I don’t have the usual life-stuff to fill my day; no job, no kids, no


community, no school. I don’t even have a lawn to mow. I have no
commitments, no set schedule, nowhere to be at any given time. I
observe no holidays. I have no appointments or meetings, I don’t
engage in social media or talk on the phone. I don’t have a real job, I
have no people, I can come and go as I wish, eat and sleep as I
please, do as much or as little as I want.

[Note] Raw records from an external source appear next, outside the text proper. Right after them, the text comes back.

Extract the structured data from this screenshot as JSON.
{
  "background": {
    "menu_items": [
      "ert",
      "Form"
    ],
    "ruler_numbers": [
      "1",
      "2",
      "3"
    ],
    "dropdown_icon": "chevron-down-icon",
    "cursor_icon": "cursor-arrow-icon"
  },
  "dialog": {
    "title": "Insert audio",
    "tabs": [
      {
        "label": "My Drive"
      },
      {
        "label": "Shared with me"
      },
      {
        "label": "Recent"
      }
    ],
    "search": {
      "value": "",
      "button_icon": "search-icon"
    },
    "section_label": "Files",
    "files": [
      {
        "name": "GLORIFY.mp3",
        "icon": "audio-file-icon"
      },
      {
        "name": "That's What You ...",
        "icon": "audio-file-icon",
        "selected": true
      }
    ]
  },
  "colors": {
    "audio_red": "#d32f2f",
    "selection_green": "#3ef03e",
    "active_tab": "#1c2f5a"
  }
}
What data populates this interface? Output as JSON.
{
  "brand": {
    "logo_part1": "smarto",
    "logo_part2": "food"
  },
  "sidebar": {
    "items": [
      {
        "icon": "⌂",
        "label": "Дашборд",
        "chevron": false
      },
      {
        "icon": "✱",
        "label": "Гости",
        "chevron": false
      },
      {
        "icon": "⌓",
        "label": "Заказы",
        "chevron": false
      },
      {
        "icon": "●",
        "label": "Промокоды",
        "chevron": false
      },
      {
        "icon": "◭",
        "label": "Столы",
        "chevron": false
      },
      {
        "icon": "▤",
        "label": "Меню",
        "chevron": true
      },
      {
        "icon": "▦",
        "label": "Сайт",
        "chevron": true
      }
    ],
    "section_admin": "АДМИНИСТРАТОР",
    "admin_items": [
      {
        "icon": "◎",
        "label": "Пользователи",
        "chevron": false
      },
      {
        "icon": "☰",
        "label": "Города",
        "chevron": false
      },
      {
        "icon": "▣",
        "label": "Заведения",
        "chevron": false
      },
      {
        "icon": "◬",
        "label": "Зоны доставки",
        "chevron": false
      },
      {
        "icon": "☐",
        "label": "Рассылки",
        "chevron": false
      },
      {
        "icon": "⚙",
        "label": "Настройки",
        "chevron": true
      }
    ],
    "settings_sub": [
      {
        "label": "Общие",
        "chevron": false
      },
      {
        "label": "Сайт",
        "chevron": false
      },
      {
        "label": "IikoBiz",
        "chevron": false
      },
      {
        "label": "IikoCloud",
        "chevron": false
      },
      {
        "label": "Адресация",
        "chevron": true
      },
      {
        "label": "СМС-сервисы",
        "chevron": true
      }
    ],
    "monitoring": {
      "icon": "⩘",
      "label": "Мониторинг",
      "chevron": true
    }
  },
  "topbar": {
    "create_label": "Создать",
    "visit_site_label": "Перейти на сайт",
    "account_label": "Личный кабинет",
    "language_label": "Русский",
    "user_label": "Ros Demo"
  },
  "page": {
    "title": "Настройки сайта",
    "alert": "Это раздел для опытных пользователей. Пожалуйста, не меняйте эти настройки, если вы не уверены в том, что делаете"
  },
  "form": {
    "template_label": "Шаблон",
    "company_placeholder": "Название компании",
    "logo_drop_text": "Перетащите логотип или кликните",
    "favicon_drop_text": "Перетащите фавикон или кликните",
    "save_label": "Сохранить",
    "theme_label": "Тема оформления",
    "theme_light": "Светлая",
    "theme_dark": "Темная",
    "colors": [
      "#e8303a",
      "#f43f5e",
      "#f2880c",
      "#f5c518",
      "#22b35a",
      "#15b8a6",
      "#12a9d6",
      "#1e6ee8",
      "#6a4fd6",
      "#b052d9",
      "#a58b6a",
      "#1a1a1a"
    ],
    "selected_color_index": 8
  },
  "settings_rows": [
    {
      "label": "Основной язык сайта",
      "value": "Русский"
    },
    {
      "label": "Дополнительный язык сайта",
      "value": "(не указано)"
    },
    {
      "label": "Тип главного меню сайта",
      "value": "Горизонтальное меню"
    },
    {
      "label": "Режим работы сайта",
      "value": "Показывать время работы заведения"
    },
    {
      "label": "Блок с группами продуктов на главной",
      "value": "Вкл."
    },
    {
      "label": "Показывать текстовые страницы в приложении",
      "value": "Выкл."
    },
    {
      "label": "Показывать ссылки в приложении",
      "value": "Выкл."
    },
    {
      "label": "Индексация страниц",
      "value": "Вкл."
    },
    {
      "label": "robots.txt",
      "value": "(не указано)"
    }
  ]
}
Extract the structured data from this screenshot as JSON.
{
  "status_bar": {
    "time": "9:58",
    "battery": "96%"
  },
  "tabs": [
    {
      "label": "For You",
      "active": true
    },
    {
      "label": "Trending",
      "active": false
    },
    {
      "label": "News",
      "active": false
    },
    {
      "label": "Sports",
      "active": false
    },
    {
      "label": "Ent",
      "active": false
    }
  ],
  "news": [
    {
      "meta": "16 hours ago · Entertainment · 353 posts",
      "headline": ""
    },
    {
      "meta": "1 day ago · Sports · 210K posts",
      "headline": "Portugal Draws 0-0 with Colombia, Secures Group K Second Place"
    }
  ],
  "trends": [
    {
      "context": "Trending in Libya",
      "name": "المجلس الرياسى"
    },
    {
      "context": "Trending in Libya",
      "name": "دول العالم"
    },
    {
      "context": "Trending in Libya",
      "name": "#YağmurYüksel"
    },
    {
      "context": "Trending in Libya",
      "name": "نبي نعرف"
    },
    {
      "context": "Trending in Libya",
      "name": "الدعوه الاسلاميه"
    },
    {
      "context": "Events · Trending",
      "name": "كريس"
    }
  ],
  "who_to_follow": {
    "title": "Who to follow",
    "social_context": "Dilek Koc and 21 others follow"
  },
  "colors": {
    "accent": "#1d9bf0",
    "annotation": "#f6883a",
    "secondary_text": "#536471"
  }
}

Sometimes it amuses me to wonder if I might be wrong about


everything, if maybe I’m just another gibbering asstalker. I’d be okay
with that but I don’t think so. I’ve run the numbers, written everything
out to show my work and I’ve walked the talk; I’ve gone where it all
leads and come back to tell the tale. I’m not a creative person or a
holy-roller. All this so-called spiritual stuff is more like math or law to
me than song or poetry. If I’ve been talking out my ass this whole
time, sorry, but even if my whole life has been a butterfly’s dream, I
know I got my facts right. (On the other hand, “I” is used over a
hundred times in this article, so how ego-free can I really be?)

I am the shaman living on the hill across the river from his tribe. From
here I can see what’s going on without being part of it. I’m in the
Goldilocks zone; not too near, not too far. My life is not frittered away
by detail. I’m living my dream. I wish the same for you.